The story of this small, single coin becomes more interesting still: when deciding where to store this singularly valuable coin, the Treasury officials settled on the vaults of the World Trade Center. In July 2001, only a few months before terrorist attacks would destroy the building complex, the coin was moved to Fort Knox.

Finally, on July 30, 2002, the coin was put up for auction at Sotheby’s and sold for $6,600,000. A 15% surcharge was tacked on by Sotheby’s plus – almost comically – a $20 fee in exchange for the intrinsic $20 “monetized” value of the coin as legal tender (although it can safely be said the coin would never be spent in exchange for $20 in goods or services).

Thus, the final bill of $7,590,020 was the final bill for the coin, with half the cash (plus the intrinsic value of $20) going to the U.S. Treasury and the other half going to coin dealer Stephen Fenton. After over 70 years of making its way all over the world, the coin finally found a permanent home to an anonymous buyer after only nine minutes of bidding.
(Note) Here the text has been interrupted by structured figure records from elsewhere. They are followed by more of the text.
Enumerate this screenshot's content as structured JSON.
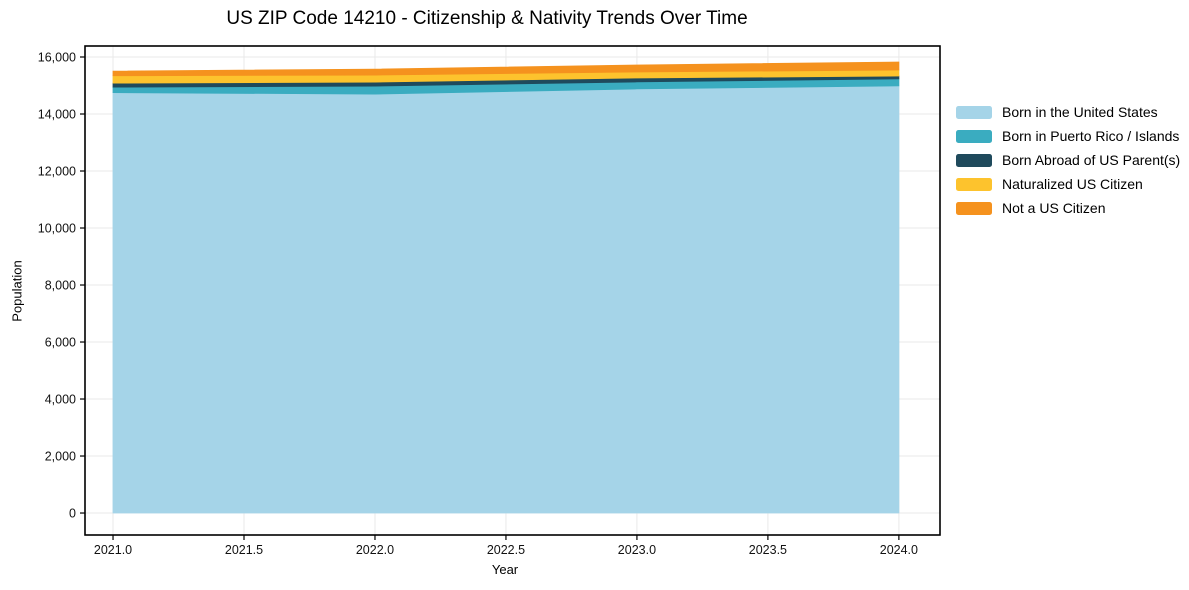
{
  "chart_data": {
    "type": "area",
    "stacked": true,
    "title": "US ZIP Code 14210 - Citizenship & Nativity Trends Over Time",
    "xlabel": "Year",
    "ylabel": "Population",
    "x": [
      2021,
      2022,
      2023,
      2024
    ],
    "series": [
      {
        "name": "Born in the United States",
        "color": "#a5d4e8",
        "values": [
          14750,
          14700,
          14880,
          14985
        ]
      },
      {
        "name": "Born in Puerto Rico / Islands",
        "color": "#3aacc0",
        "values": [
          195,
          280,
          245,
          245
        ]
      },
      {
        "name": "Born Abroad of US Parent(s)",
        "color": "#1f4a5c",
        "values": [
          140,
          140,
          140,
          105
        ]
      },
      {
        "name": "Naturalized US Citizen",
        "color": "#fdc32d",
        "values": [
          260,
          245,
          210,
          210
        ]
      },
      {
        "name": "Not a US Citizen",
        "color": "#f5921e",
        "values": [
          160,
          210,
          245,
          280
        ]
      }
    ],
    "x_ticks": {
      "values": [
        2021.0,
        2021.5,
        2022.0,
        2022.5,
        2023.0,
        2023.5,
        2024.0
      ],
      "labels": [
        "2021.0",
        "2021.5",
        "2022.0",
        "2022.5",
        "2023.0",
        "2023.5",
        "2024.0"
      ]
    },
    "y_ticks": {
      "values": [
        0,
        2000,
        4000,
        6000,
        8000,
        10000,
        12000,
        14000,
        16000
      ],
      "labels": [
        "0",
        "2,000",
        "4,000",
        "6,000",
        "8,000",
        "10,000",
        "12,000",
        "14,000",
        "16,000"
      ]
    },
    "xlim": [
      2020.893,
      2024.157
    ],
    "ylim": [
      -771,
      16386
    ],
    "grid": true,
    "grid_color": "#e9e9e9",
    "spine_color": "#000000",
    "legend_position": "right"
  }
}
Finally, it should be noted that ten more Double Eagles have been uncovered – again, emanating from the actions of Israel Swift – but that lengthy litigation has determined that these too are the property of the U.S. Government. They remain securely stored at Fort Knox and, as of this writing, their fate has not been determined.

Bankrupt Billionaires

The inflationary 1970s had been very kind to the Hunts and their businesses. Surging prices in soybeans, crude oil, silver, Texas real estate, and many other commodities augmented the family fortune by billions.

The 1980s were a mirror image for the family’s assets. Texas real estate fell in value precipitously, and crude oil collapsed from about $32/barrel in late 1985 to about $10 in early 1986. The Hunts found themselves with $1.48 billion in assets and debts of $2.43 billion. The Hunts had grown from the richest people in the world to some of the world’s most indebted.

In 1987, the Hunts had as many lawyers working on their financial legal battles – 15 in all –as there were children in the family. The banks fighting the Hunts on the other side of the table hired fifty times that many attorneys to wage war against them, and by 1988, the war was over, and the banks had won.

Adding to the financial pain being brought by their creditors, the Hunts also faced another unexpected nemesis: a mineral company from Peru. During the run-up in silver prices, a rogue trader inside the company sold short the metal, ultimately suffering terrible losses for the firm. In 1988, a court awarded $134 million damages to the Peruvian firm, payable by the Hunt brothers.

Bunker Hunt filed for personal bankruptcy in 1988, and he emerged from the formalities with several million dollars in assets but a bill to the IRS for $90 million that had to be repaid over the ensuing fifteen years.  It was the largest personal bankruptcy in Texas history, and a coda that would have seem preposterous had one predicted it a few years earlier.

The remarkable tale of the Hunt saga can, at its simplest, illustrate vividly that leverage can be a powerful ally or a deadly enemy to the fortunes of even the most storied family dynasties.